Admitting the experimental relevance of high dilutions, i.e, very small amplitudes, entails a significant paradigm shift, with substantial practical implications. For instance , according to the article in Nature (333, 816; 1988), basophils will degranulate in a solution that has been filtered so as too sieve any antibody molecule out. It appears likely that such a filtering would eliminate the antibody amplitude from the sample, unless one speculatively assumes that tunnelling takes place across the filter. Tunnelling might provide an "explanation" for the perplexing experimental results reported by Endler et al. ("The Effect of Highly Diluted Agitated Thyroxine on the Climbing Activity of Frogs", Veterinary and Human Toxicology, 36 (1994), 56-59) and criticized by Robert Park the article already mentioned. The "elusive biophoton" would then be just the result of a small thyroxine amplitude tunnelling across the container's walls. However, in the MoW setting such an "explanation" opens the pandora vase of possible cross-container contamination. After speculatively assuming that contamination is relevant to MoW, it remains to be seen whether, when and how it will be tackled in an adequate, reproducible way at the experimental level. Indeed, intractable contamination issues haunted the last chapter of Benveniste's endeavours,"digital biology", as described in detail in Beauvais' book.
Assuming that the effect described in Benveniste's paper is real (i.e. reproducible), the model described here may be experimentally tested against the hypothesis of residual molecular order of the water molecules, which has been proposed to explain the persistence of the antibody's action (see Michel Schiff, "Un Cas de Censure dans la Science", Albin Michel 1994). The experiment would schematically go as follows. A single antibody molecule would be introduced in a bottle of water. After appropriately shaking the bottle, the water would be poured into two samples A and B. According to Benveniste's result both samples A and B would induce increased basophils' degranulation, i.e. reveal the antibody's presence. Sample A would then be physically or chemically tested for the presence of the molecule so as to induce a quantum measurement of the antibody molecule's position. A microscope could conceivably be used for this purpose. The measurement would therefore induce the reduction of the molecule's wave-packet. If the antibody molecule is localized in A, then according to the model described above no antibody amplitude would be left in B and therefore the basophils there would not degranulate. If Benveniste's effect were due to molecular order, however, B would be unaffected and the basophils there would degranulate [August 2006: according to my current understanding of entanglement as a property of local information exchange between observers, the latter experimental argument may not hold, see the argument at the top on page 4 of this article, as well as this usenet post and the references therein].
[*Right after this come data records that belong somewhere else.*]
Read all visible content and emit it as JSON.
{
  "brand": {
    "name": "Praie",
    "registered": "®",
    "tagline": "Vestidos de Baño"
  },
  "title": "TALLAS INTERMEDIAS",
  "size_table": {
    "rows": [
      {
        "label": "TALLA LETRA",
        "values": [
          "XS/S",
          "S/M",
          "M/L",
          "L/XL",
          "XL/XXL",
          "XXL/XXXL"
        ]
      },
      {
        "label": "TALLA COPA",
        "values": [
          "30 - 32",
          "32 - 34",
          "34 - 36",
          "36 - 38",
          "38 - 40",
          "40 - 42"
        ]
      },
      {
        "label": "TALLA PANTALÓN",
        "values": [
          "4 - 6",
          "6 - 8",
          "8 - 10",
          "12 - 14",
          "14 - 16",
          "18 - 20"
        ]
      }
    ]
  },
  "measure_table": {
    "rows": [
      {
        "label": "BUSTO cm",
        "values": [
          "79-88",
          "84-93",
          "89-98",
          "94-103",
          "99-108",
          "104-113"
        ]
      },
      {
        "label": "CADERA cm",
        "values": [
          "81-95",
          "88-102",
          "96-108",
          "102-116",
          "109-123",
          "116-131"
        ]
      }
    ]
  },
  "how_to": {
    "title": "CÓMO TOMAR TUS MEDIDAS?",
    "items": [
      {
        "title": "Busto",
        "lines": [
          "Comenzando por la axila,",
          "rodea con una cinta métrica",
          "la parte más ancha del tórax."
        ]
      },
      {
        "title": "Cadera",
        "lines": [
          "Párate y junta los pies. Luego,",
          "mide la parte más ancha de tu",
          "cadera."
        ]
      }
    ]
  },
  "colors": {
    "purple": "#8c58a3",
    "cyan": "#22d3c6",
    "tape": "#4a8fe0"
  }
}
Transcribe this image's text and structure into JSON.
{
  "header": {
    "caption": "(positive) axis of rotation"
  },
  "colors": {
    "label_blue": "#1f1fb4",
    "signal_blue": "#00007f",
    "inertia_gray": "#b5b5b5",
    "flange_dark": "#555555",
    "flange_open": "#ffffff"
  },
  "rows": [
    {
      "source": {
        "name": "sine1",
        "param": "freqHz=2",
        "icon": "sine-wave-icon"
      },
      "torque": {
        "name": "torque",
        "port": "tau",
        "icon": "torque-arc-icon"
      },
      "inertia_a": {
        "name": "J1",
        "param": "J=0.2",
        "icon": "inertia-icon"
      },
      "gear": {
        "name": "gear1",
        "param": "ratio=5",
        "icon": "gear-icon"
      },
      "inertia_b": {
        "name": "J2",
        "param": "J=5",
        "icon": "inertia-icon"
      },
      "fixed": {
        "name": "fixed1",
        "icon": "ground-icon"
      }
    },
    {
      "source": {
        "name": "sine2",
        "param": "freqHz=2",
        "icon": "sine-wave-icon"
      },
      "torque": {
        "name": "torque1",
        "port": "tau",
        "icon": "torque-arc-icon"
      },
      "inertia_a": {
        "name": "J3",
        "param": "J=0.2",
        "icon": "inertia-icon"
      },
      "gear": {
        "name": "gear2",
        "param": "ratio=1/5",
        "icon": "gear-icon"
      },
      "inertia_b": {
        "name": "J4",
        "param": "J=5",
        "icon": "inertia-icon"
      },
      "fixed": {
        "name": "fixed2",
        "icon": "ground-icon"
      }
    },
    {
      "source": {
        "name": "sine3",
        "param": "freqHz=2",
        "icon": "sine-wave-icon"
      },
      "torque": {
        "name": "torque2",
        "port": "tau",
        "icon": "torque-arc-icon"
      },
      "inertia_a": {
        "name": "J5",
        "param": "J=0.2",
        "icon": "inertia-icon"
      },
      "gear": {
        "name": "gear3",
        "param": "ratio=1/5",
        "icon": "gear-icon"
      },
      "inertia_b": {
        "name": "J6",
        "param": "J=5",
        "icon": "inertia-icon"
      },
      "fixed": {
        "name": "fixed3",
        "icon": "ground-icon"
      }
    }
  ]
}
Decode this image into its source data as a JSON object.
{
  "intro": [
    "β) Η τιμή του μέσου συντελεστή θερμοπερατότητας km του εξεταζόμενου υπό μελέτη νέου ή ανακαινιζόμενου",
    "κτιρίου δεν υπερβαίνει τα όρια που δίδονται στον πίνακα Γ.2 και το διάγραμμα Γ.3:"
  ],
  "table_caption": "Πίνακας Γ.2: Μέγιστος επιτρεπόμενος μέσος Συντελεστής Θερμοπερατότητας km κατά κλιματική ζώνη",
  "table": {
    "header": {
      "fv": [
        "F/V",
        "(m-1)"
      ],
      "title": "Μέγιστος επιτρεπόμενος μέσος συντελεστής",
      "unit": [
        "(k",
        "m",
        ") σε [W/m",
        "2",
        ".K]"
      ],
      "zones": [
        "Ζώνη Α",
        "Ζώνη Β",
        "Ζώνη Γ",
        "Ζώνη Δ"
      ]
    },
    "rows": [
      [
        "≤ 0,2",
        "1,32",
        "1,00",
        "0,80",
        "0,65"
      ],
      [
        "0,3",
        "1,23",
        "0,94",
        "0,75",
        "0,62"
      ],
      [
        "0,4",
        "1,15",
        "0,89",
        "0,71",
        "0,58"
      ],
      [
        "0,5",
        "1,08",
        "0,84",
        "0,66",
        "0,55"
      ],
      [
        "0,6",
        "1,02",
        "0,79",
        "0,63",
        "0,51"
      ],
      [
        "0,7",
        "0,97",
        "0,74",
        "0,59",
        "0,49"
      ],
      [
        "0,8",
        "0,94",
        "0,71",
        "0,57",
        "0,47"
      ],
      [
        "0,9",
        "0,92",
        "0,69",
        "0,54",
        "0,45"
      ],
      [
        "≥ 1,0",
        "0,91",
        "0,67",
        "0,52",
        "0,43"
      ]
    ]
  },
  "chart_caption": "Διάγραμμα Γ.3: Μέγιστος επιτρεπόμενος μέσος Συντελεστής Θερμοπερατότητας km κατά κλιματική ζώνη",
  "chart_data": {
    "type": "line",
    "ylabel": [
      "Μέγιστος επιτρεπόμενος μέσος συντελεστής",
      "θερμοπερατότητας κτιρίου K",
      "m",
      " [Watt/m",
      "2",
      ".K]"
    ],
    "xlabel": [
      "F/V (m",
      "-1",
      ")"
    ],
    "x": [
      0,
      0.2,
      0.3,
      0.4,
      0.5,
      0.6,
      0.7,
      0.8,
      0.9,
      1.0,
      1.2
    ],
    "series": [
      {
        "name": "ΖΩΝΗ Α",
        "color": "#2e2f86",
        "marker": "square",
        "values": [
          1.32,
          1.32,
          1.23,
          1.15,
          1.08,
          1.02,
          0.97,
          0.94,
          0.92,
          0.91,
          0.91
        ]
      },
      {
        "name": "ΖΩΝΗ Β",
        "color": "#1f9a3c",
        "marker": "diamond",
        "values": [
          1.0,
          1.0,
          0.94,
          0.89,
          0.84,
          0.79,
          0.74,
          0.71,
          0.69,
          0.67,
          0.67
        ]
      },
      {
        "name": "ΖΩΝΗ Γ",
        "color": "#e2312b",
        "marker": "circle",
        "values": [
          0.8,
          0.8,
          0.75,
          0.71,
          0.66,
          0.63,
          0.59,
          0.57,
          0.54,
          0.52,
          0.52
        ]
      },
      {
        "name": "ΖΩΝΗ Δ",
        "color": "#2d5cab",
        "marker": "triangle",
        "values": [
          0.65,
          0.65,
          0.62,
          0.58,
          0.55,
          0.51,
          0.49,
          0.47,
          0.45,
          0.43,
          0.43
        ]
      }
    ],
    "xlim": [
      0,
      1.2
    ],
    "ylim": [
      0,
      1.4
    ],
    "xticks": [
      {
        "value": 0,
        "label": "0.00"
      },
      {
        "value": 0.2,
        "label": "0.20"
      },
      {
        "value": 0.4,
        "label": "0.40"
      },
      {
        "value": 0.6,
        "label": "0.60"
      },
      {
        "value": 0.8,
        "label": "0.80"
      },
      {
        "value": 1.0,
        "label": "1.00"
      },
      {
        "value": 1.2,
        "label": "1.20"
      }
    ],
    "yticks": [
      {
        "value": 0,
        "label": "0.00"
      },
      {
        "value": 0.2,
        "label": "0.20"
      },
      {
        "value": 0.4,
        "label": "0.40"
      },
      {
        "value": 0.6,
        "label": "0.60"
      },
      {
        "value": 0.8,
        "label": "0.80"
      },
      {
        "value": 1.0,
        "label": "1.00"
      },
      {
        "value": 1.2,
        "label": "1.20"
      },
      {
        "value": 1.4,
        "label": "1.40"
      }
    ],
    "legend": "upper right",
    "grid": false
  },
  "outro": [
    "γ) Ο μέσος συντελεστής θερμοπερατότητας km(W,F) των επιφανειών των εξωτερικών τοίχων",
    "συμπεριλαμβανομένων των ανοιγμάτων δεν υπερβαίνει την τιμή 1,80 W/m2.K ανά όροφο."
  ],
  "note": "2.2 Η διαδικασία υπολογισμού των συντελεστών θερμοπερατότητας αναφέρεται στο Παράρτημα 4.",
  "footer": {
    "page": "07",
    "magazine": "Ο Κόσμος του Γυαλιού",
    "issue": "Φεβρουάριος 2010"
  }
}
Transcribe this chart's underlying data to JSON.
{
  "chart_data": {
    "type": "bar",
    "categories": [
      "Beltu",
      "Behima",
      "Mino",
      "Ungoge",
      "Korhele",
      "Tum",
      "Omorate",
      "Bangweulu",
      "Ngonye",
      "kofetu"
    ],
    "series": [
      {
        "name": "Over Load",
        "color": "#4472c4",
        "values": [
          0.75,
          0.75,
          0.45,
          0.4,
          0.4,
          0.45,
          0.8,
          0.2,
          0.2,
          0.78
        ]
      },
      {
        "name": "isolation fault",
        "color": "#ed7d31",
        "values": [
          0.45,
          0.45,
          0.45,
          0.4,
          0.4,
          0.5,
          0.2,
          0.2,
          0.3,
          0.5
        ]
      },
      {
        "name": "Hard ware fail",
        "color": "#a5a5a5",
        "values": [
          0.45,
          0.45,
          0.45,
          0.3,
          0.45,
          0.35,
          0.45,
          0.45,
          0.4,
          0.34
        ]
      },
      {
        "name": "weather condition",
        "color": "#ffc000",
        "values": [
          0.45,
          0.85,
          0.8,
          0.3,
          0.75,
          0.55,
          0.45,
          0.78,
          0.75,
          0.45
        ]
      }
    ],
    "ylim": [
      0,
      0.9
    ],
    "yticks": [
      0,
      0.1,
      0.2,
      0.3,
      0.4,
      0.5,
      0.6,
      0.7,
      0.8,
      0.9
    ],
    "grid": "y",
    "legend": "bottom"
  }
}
Jacques Benveniste gave this webpage as a reference in his letter to the NIH. The main arguments presented here is quoted in Bellavite et al., "Immunology and Homeopathy. 2. Cells of the Immune System and Inflammation", eCAM 2006;3(1)13–24 under reference to my paper in Frontier Perspectives 8(2), (cf. my usenet posts 1, 2. Bellavite et al. also provides a good survey of the whole topic discussed here, together with an extented bibliography. The evolution in time of this site is recorded at this online archive and here,). The MoW controversy is described in detail in the very interesting and readable (er, in French) book L' ame des Molecules - Une histoire de la memoire de l'eau by Francis Beauvais, co-author of Davenas et al. , published in 2006, where this writer's pitch is mentioned on p.269, Chapter 21.
I thank Syd Baumel for drawing my attention to the Belon and Beauvais papers. Sincere thanks also to Jim Burridge for sending me a copy of his report and for his permission to post our exchange.